A new report by the state comptroller’s office finds that a north Jersey developer received major property tax reductions without any oversight or documentation.
The investigation found that Arthur Carlson, the tax assessor for the Borough of Edgewater, Bergen County, inappropriately reduced the assessed value of more than 100 condominums owned by a wealthy developer.
In total, the assessor handed the developer more than $472,000 in disproportionate tax savings.
State Comptroller Matt Boxer says this raises broader concerns that municipal tax assessors can do this without detection. “Because of the way tax assessments are handled in New Jersey, this tax assessor was able to single-handedly grant these reductions without any real review or oversight by anyone, and as a result this corporate developer gets handed nearly a half-million dollars in inappropriate tax savings by all the other taxpayers in Bergen County.”
The tax assessment reductions were granted on two separate occasions.
First, in 2008, the tax assessor reached an agreement with the developer’s attorney to lower the assessed value of 50 developer-owned condominium units by 20 percent, without any documentation to justify or memorialize the agreement. A private condominium owner from the same complex appealed her property assessment to the county tax board that same year but received no reduction even though her unit originally had been assessed at the same amount as the developer-owned unit.
In 2009, the developer’s attorney renegotiated with the assessor for an even more generous reduction, the OSC report found. The 49 unsold developer-owned units that had received a 20 percent reduction in 2008 received an additional 45 percent reduction, bringing the total reduction from their initial assessed value to 56 percent. An additional 79 developer-owned units received tax assessment reductions ranging from 45 to 48 percent.
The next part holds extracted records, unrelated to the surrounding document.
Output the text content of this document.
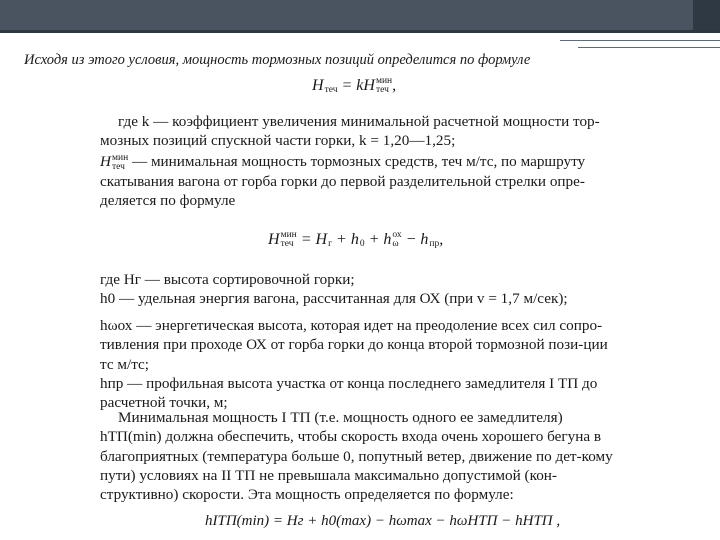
Исходя из этого условия, мощность тормозных позиций определится по формуле
H
теч = kH мин
теч ,

где k — коэффициент увеличения минимальной расчетной мощности тор-мозных позиций спускной части горки, k = 1,20—1,25;

H мин
теч — минимальная мощность тормозных средств, теч м/тс, по маршруту скатывания вагона от горба горки до первой разделительной стрелки опре-деляется по формуле
H мин
теч = H
г + h
0 + h ох
ω − h
пр ,

где Hг — высота сортировочной горки;

h0 — удельная энергия вагона, рассчитанная для ОХ (при v = 1,7 м/сек);

hωох — энергетическая высота, которая идет на преодоление всех сил сопро-тивления при проходе ОХ от горба горки до конца второй тормозной пози-ции тс м/тс;

hпр — профильная высота участка от конца последнего замедлителя I ТП до расчетной точки, м;

Минимальная мощность I ТП (т.е. мощность одного ее замедлителя) hТП(min) должна обеспечить, чтобы скорость входа очень хорошего бегуна в благоприятных (температура больше 0, попутный ветер, движение по дет-кому пути) условиях на II ТП не превышала максимально допустимой (кон-структивно) скорости. Эта мощность определяется по формуле:

hITП(min) = Hг + h0(max) − hωmax − hωНТП − hНТП ,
According to the tax assessor, the 2009 reductions were negotiated in a single telephone call to him from the developer’s attorney. The assessor said he performed calculations in his head during the phone call to come up with the reduction, which he said was based on a 25 percent drop in the real estate market and his continued fears that the developer might go bankrupt.
The report also found that the assessed values of the developer-owned units later were raised back to market value after the developer sold the units.
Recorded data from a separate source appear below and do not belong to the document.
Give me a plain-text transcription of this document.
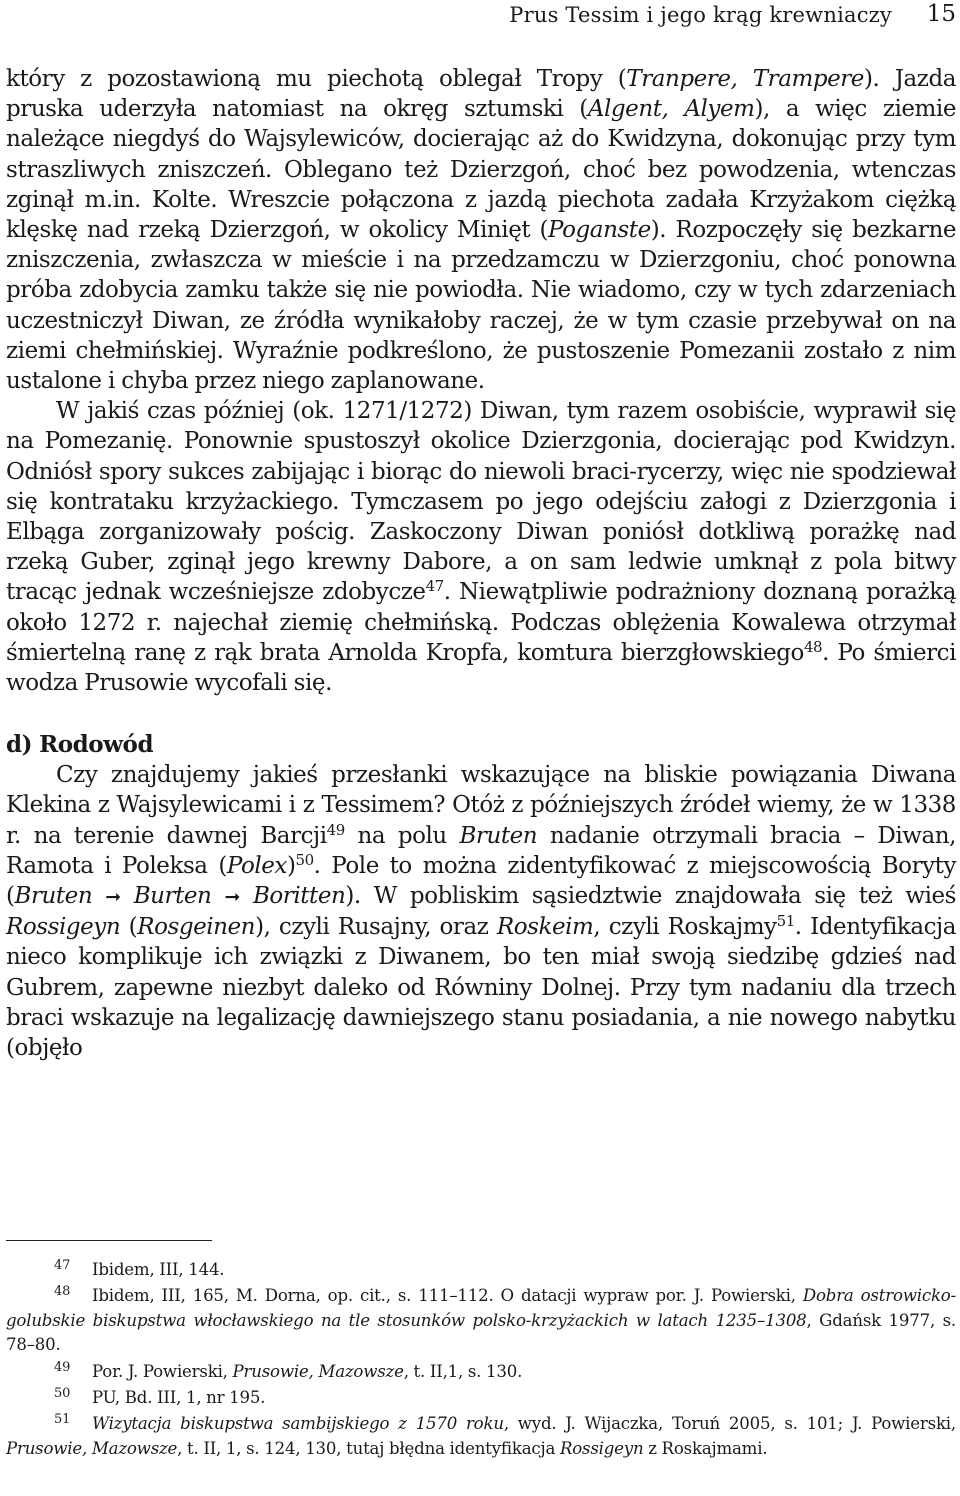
Prus Tessim i jego krąg krewniaczy 15

który z pozostawioną mu piechotą oblegał Tropy (Tranpere, Trampere). Jazda pruska uderzyła natomiast na okręg sztumski (Algent, Alyem), a więc ziemie należące niegdyś do Wajsylewiców, docierając aż do Kwidzyna, dokonując przy tym straszliwych zniszczeń. Oblegano też Dzierzgoń, choć bez powodzenia, wtenczas zginął m.in. Kolte. Wreszcie połączona z jazdą piechota zadała Krzyżakom ciężką klęskę nad rzeką Dzierzgoń, w okolicy Minięt (Poganste). Rozpoczęły się bezkarne zniszczenia, zwłaszcza w mieście i na przedzamczu w Dzierzgoniu, choć ponowna próba zdobycia zamku także się nie powiodła. Nie wiadomo, czy w tych zdarzeniach uczestniczył Diwan, ze źródła wynikałoby raczej, że w tym czasie przebywał on na ziemi chełmińskiej. Wyraźnie podkreślono, że pustoszenie Pomezanii zostało z nim ustalone i chyba przez niego zaplanowane.

W jakiś czas później (ok. 1271/1272) Diwan, tym razem osobiście, wyprawił się na Pomezanię. Ponownie spustoszył okolice Dzierzgonia, docierając pod Kwidzyn. Odniósł spory sukces zabijając i biorąc do niewoli braci-rycerzy, więc nie spodziewał się kontrataku krzyżackiego. Tymczasem po jego odejściu załogi z Dzierzgonia i Elbąga zorganizowały pościg. Zaskoczony Diwan poniósł dotkliwą porażkę nad rzeką Guber, zginął jego krewny Dabore, a on sam ledwie umknął z pola bitwy tracąc jednak wcześniejsze zdobycze$^{47}$. Niewątpliwie podrażniony doznaną porażką około 1272 r. najechał ziemię chełmińską. Podczas oblężenia Kowalewa otrzymał śmiertelną ranę z rąk brata Arnolda Kropfa, komtura bierzgłowskiego$^{48}$. Po śmierci wodza Prusowie wycofali się.

d) Rodowód

Czy znajdujemy jakieś przesłanki wskazujące na bliskie powiązania Diwana Klekina z Wajsylewicami i z Tessimem? Otóż z późniejszych źródeł wiemy, że w 1338 r. na terenie dawnej Barcji$^{49}$ na polu Bruten nadanie otrzymali bracia – Diwan, Ramota i Poleksa (Polex)$^{50}$. Pole to można zidentyfikować z miejscowością Boryty (Bruten ➞ Burten ➞ Boritten). W pobliskim sąsiedztwie znajdowała się też wieś Rossigeyn (Rosgeinen), czyli Rusajny, oraz Roskeim, czyli Roskajmy$^{51}$. Identyfikacja nieco komplikuje ich związki z Diwanem, bo ten miał swoją siedzibę gdzieś nad Gubrem, zapewne niezbyt daleko od Równiny Dolnej. Przy tym nadaniu dla trzech braci wskazuje na legalizację dawniejszego stanu posiadania, a nie nowego nabytku (objęło

47 Ibidem, III, 144.

48 Ibidem, III, 165, M. Dorna, op. cit., s. 111–112. O datacji wypraw por. J. Powierski, Dobra ostrowicko-golubskie biskupstwa włocławskiego na tle stosunków polsko-krzyżackich w latach 1235–1308, Gdańsk 1977, s. 78–80.

49 Por. J. Powierski, Prusowie, Mazowsze, t. II,1, s. 130.

50 PU, Bd. III, 1, nr 195.

51 Wizytacja biskupstwa sambijskiego z 1570 roku, wyd. J. Wijaczka, Toruń 2005, s. 101; J. Powierski, Prusowie, Mazowsze, t. II, 1, s. 124, 130, tutaj błędna identyfikacja Rossigeyn z Roskajmami.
Boxer says they have made a series of recommendations to try and tighten up the system in the state. “Looking at things like where there are large reductions in assessements from year to year, and ensuring that someone is overseeing that process and asking the kinds of questions that need to be asked.”
For example, it recommends tax assessors file an annual report listing all municipal tax assessments that have been adjusted by 20 percent or more in the past year along with a written justification for each adjustment. Another recommendation suggests the state Division of Taxation develop a methodology to identify properties owned by a single entity that appear under-assessed relative to other, similarly situated properties.
“Our property tax system should be based on numbers, not favoritism,” Boxer said.